The case also highlights a few practical points for legal professionals which are summarised below.

  • First, Jackson’s review of the relevant cases is a helpful summary identifying types of behaviour that amount to “a lack of integrity”. These are as follows:
  1. A sole practice giving the appearance of being a partnership and deliberately flouting the conduct rules (Emeana);
  2. Recklessly, but not dishonestly, allowing a court to be misled (Brett);
  3. Subordinating the interests of the clients to the solicitors' own financial interests (Chan);
  4. Making improper payments out of the client account (Scott);
  5. Allowing the firm to become involved in conveyancing transactions which bear the hallmarks mortgage fraud (Newell-Austin);
  6. Making false representations on behalf of the client (Williams).
  • Second, solicitors, barristers and other legal professionals conducting negotiations or making representations in court (for example) are expected to be “even more scrupulous about accuracy than a member of the general public in daily discourse”.
  • Third, acts which demonstrate a lack of integrity can also amount to “manifest incompetence” so as to fall foul of Principle 6 of the SRA Code (“you must:.. behave in a way that maintains the trust the public places in you and in the provision of legal services”).
  • Fourth, medical evidence is unlikely to exculpate an act which lacks integrity, although it can be used in mitigation to explain how the Respondent interacted with the SRA during the disciplinary proceedings.

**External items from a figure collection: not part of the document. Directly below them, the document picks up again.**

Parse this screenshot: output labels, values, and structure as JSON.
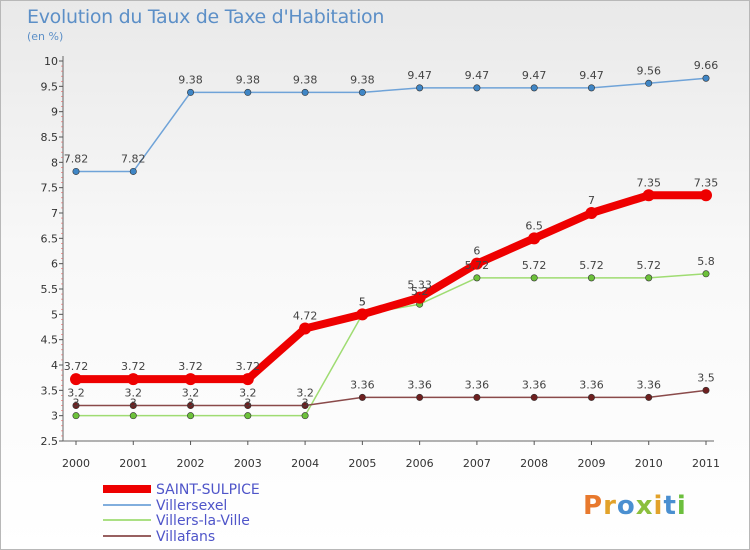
{
  "header": {
    "title": "Evolution du Taux de Taxe d'Habitation",
    "subtitle": "(en %)"
  },
  "logo": {
    "text": "Proxiti"
  },
  "chart_data": {
    "type": "line",
    "title": "Evolution du Taux de Taxe d'Habitation",
    "subtitle": "(en %)",
    "xlabel": "",
    "ylabel": "",
    "ylim": [
      2.5,
      10
    ],
    "yticks": [
      "2.5",
      "3",
      "3.5",
      "4",
      "4.5",
      "5",
      "5.5",
      "6",
      "6.5",
      "7",
      "7.5",
      "8",
      "8.5",
      "9",
      "9.5",
      "10"
    ],
    "x": [
      "2000",
      "2001",
      "2002",
      "2003",
      "2004",
      "2005",
      "2006",
      "2007",
      "2008",
      "2009",
      "2010",
      "2011"
    ],
    "grid": false,
    "legend_position": "bottom-left",
    "series": [
      {
        "name": "Villersexel",
        "color": "#6fa3d8",
        "point_color": "#3f86c6",
        "values": [
          7.82,
          7.82,
          9.38,
          9.38,
          9.38,
          9.38,
          9.47,
          9.47,
          9.47,
          9.47,
          9.56,
          9.66
        ]
      },
      {
        "name": "Villers-la-Ville",
        "color": "#9fdc72",
        "point_color": "#6cc13a",
        "values": [
          3,
          3,
          3,
          3,
          3,
          5,
          5.2,
          5.72,
          5.72,
          5.72,
          5.72,
          5.8
        ]
      },
      {
        "name": "Villafans",
        "color": "#8a4a4a",
        "point_color": "#6e1f1f",
        "values": [
          3.2,
          3.2,
          3.2,
          3.2,
          3.2,
          3.36,
          3.36,
          3.36,
          3.36,
          3.36,
          3.36,
          3.5
        ]
      },
      {
        "name": "SAINT-SULPICE",
        "color": "#ee0000",
        "point_color": "#ee0000",
        "values": [
          3.72,
          3.72,
          3.72,
          3.72,
          4.72,
          5,
          5.33,
          6,
          6.5,
          7,
          7.35,
          7.35
        ]
      }
    ],
    "data_labels": {
      "Villersexel": [
        "7.82",
        "7.82",
        "9.38",
        "9.38",
        "9.38",
        "9.38",
        "9.47",
        "9.47",
        "9.47",
        "9.47",
        "9.56",
        "9.66"
      ],
      "Villers-la-Ville": [
        "3",
        "3",
        "3",
        "3",
        "3",
        "5",
        "5.2",
        "5.72",
        "5.72",
        "5.72",
        "5.72",
        "5.8"
      ],
      "Villafans": [
        "3.2",
        "3.2",
        "3.2",
        "3.2",
        "3.2",
        "3.36",
        "3.36",
        "3.36",
        "3.36",
        "3.36",
        "3.36",
        "3.5"
      ],
      "SAINT-SULPICE": [
        "3.72",
        "3.72",
        "3.72",
        "3.72",
        "4.72",
        "5",
        "5.33",
        "6",
        "6.5",
        "7",
        "7.35",
        "7.35"
      ]
    },
    "legend": [
      "SAINT-SULPICE",
      "Villersexel",
      "Villers-la-Ville",
      "Villafans"
    ]
  }
}
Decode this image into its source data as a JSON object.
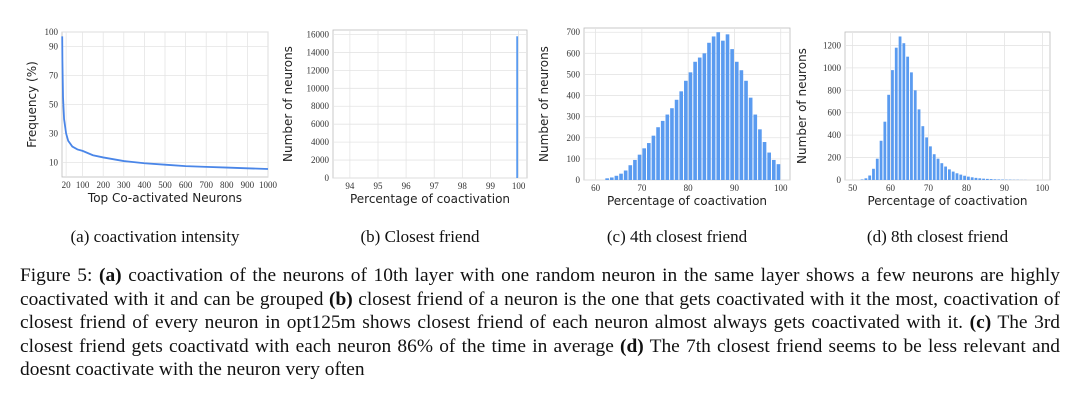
{
  "chart_data": [
    {
      "type": "line",
      "caption": "(a) coactivation intensity",
      "xlabel": "Top Co-activated Neurons",
      "ylabel": "Frequency (%)",
      "x": [
        1,
        2,
        5,
        10,
        20,
        30,
        50,
        75,
        100,
        150,
        200,
        300,
        400,
        500,
        600,
        700,
        800,
        900,
        1000
      ],
      "values": [
        97,
        80,
        55,
        40,
        30,
        25,
        21,
        19,
        18,
        15,
        13.5,
        11,
        9.5,
        8.5,
        7.5,
        7,
        6.5,
        6,
        5.5
      ],
      "color": "#4a86e8",
      "xlim": [
        0,
        1000
      ],
      "ylim": [
        0,
        100
      ],
      "xticks": [
        20,
        100,
        200,
        300,
        400,
        500,
        600,
        700,
        800,
        900,
        1000
      ],
      "yticks": [
        10,
        30,
        50,
        70,
        90,
        100
      ],
      "grid": true
    },
    {
      "type": "histogram",
      "caption": "(b) Closest friend",
      "xlabel": "Percentage of coactivation",
      "ylabel": "Number of neurons",
      "bins": [
        99.9,
        100
      ],
      "counts": [
        15800
      ],
      "color": "#5a9bf0",
      "xlim": [
        93.4,
        100.3
      ],
      "ylim": [
        0,
        16500
      ],
      "xticks": [
        94,
        95,
        96,
        97,
        98,
        99,
        100
      ],
      "yticks": [
        0,
        2000,
        4000,
        6000,
        8000,
        10000,
        12000,
        14000,
        16000
      ],
      "grid": true
    },
    {
      "type": "histogram",
      "caption": "(c) 4th closest friend",
      "xlabel": "Percentage of coactivation",
      "ylabel": "Number of neurons",
      "bins": [
        62,
        63,
        64,
        65,
        66,
        67,
        68,
        69,
        70,
        71,
        72,
        73,
        74,
        75,
        76,
        77,
        78,
        79,
        80,
        81,
        82,
        83,
        84,
        85,
        86,
        87,
        88,
        89,
        90,
        91,
        92,
        93,
        94,
        95,
        96,
        97,
        98,
        99,
        100
      ],
      "counts": [
        8,
        12,
        20,
        30,
        45,
        70,
        95,
        120,
        150,
        175,
        210,
        250,
        280,
        310,
        340,
        380,
        420,
        470,
        510,
        560,
        580,
        600,
        650,
        680,
        700,
        660,
        690,
        620,
        560,
        520,
        470,
        390,
        310,
        240,
        180,
        130,
        95,
        75
      ],
      "color": "#5a9bf0",
      "xlim": [
        57.5,
        102
      ],
      "ylim": [
        0,
        720
      ],
      "xticks": [
        60,
        70,
        80,
        90,
        100
      ],
      "yticks": [
        0,
        100,
        200,
        300,
        400,
        500,
        600,
        700
      ],
      "grid": true
    },
    {
      "type": "histogram",
      "caption": "(d) 8th closest friend",
      "xlabel": "Percentage of coactivation",
      "ylabel": "Number of neurons",
      "bins": [
        52,
        53,
        54,
        55,
        56,
        57,
        58,
        59,
        60,
        61,
        62,
        63,
        64,
        65,
        66,
        67,
        68,
        69,
        70,
        71,
        72,
        73,
        74,
        75,
        76,
        77,
        78,
        79,
        80,
        81,
        82,
        83,
        84,
        85,
        86,
        87,
        88,
        89,
        90,
        91,
        92,
        93,
        94,
        95,
        96
      ],
      "counts": [
        5,
        15,
        40,
        100,
        190,
        350,
        520,
        760,
        980,
        1180,
        1280,
        1220,
        1100,
        960,
        800,
        630,
        480,
        380,
        300,
        230,
        190,
        150,
        120,
        95,
        75,
        60,
        48,
        38,
        30,
        24,
        19,
        15,
        12,
        10,
        8,
        6,
        5,
        4,
        3,
        3,
        2,
        2,
        1,
        1
      ],
      "color": "#5a9bf0",
      "xlim": [
        48,
        102
      ],
      "ylim": [
        0,
        1320
      ],
      "xticks": [
        50,
        60,
        70,
        80,
        90,
        100
      ],
      "yticks": [
        0,
        200,
        400,
        600,
        800,
        1000,
        1200
      ],
      "grid": true
    }
  ],
  "caption": [
    {
      "text": "Figure 5: ",
      "bold": false
    },
    {
      "text": "(a)",
      "bold": true
    },
    {
      "text": " coactivation of the neurons of 10th layer with one random neuron in the same layer shows a few neurons are highly coactivated with it and can be grouped ",
      "bold": false
    },
    {
      "text": "(b)",
      "bold": true
    },
    {
      "text": " closest friend of a neuron is the one that gets coactivated with it the most, coactivation of closest friend of every neuron in opt125m shows closest friend of each neuron almost always gets coactivated with it. ",
      "bold": false
    },
    {
      "text": "(c)",
      "bold": true
    },
    {
      "text": " The 3rd closest friend gets coactivatd with each neuron 86% of the time in average ",
      "bold": false
    },
    {
      "text": "(d)",
      "bold": true
    },
    {
      "text": " The 7th closest friend seems to be less relevant and doesnt coactivate with the neuron very often",
      "bold": false
    }
  ]
}
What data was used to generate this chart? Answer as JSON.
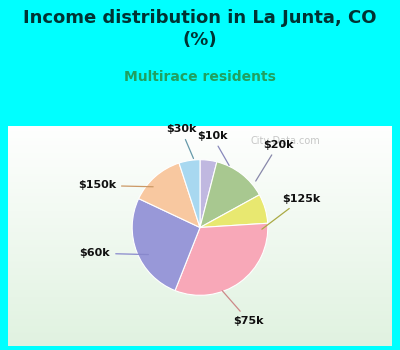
{
  "title": "Income distribution in La Junta, CO\n(%)",
  "subtitle": "Multirace residents",
  "slices": [
    {
      "label": "$10k",
      "value": 4,
      "color": "#c0b8e0"
    },
    {
      "label": "$20k",
      "value": 13,
      "color": "#a8c890"
    },
    {
      "label": "$125k",
      "value": 7,
      "color": "#e8e870"
    },
    {
      "label": "$75k",
      "value": 32,
      "color": "#f8a8b8"
    },
    {
      "label": "$60k",
      "value": 26,
      "color": "#9898d8"
    },
    {
      "label": "$150k",
      "value": 13,
      "color": "#f8c8a0"
    },
    {
      "label": "$30k",
      "value": 5,
      "color": "#a8d8f0"
    }
  ],
  "bg_cyan": "#00ffff",
  "bg_panel": "#e8f4e8",
  "title_color": "#003333",
  "subtitle_color": "#20a060",
  "watermark": "City-Data.com",
  "title_fontsize": 13,
  "subtitle_fontsize": 10
}
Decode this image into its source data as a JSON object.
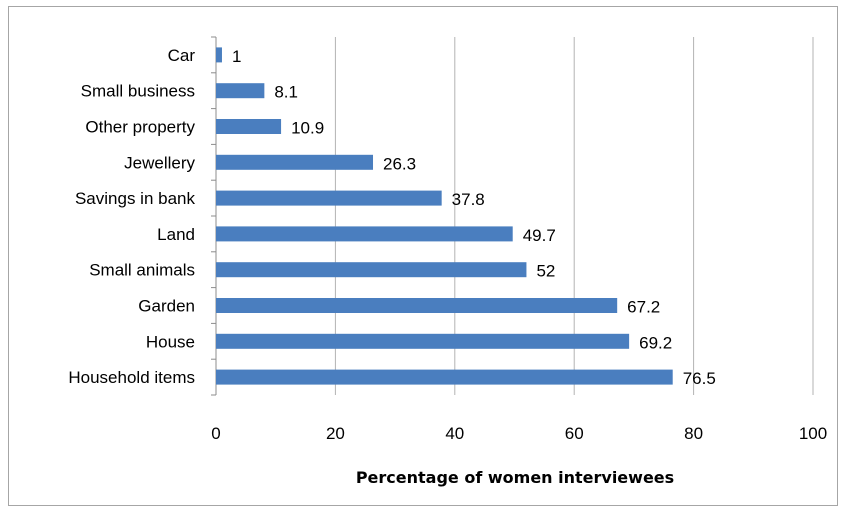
{
  "chart_data": {
    "type": "bar",
    "orientation": "horizontal",
    "categories": [
      "Car",
      "Small business",
      "Other property",
      "Jewellery",
      "Savings in bank",
      "Land",
      "Small animals",
      "Garden",
      "House",
      "Household items"
    ],
    "values": [
      1,
      8.1,
      10.9,
      26.3,
      37.8,
      49.7,
      52,
      67.2,
      69.2,
      76.5
    ],
    "data_labels": [
      "1",
      "8.1",
      "10.9",
      "26.3",
      "37.8",
      "49.7",
      "52",
      "67.2",
      "69.2",
      "76.5"
    ],
    "xlabel": "Percentage of women interviewees",
    "ylabel": "",
    "xlim": [
      0,
      100
    ],
    "x_ticks": [
      "0",
      "20",
      "40",
      "60",
      "80",
      "100"
    ],
    "grid": "vertical",
    "legend": "none",
    "bar_color": "#4a7ebf"
  }
}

Moreover, previous good character, according to Mr Justice Holman, “can do little to mitigate the seriousness of misconduct or the sanction that must follow”.
  • Fifth, in stating that a professional disciplinary tribunal (as compared to a jury “drawn from the wider community”) has “specialist knowledge of the profession to which the respondent belongs and of the ethical standards of that profession”, Jackson argued that “(t)he decisions of such a body must be respected, unless it has erred in law”. It can therefore be construed that a disciplinary tribunal’s decision as to what amounts to lack of integrity within the profession will be given considerably more weight than the verdict of a jury or any other judicial panel.


The quality of integrity is no longer strained. Dishonesty is no longer a synonym, and no longer needs to be pleaded by the SRA in order to bring home an allegation under Principle 2 of the SRA Rules.  Fundamentally, legal professionals are reminded of their distinct positioning in the regulatory world and are encouraged to think whether their actions, though honest, might contravene a higher standard of professionalism.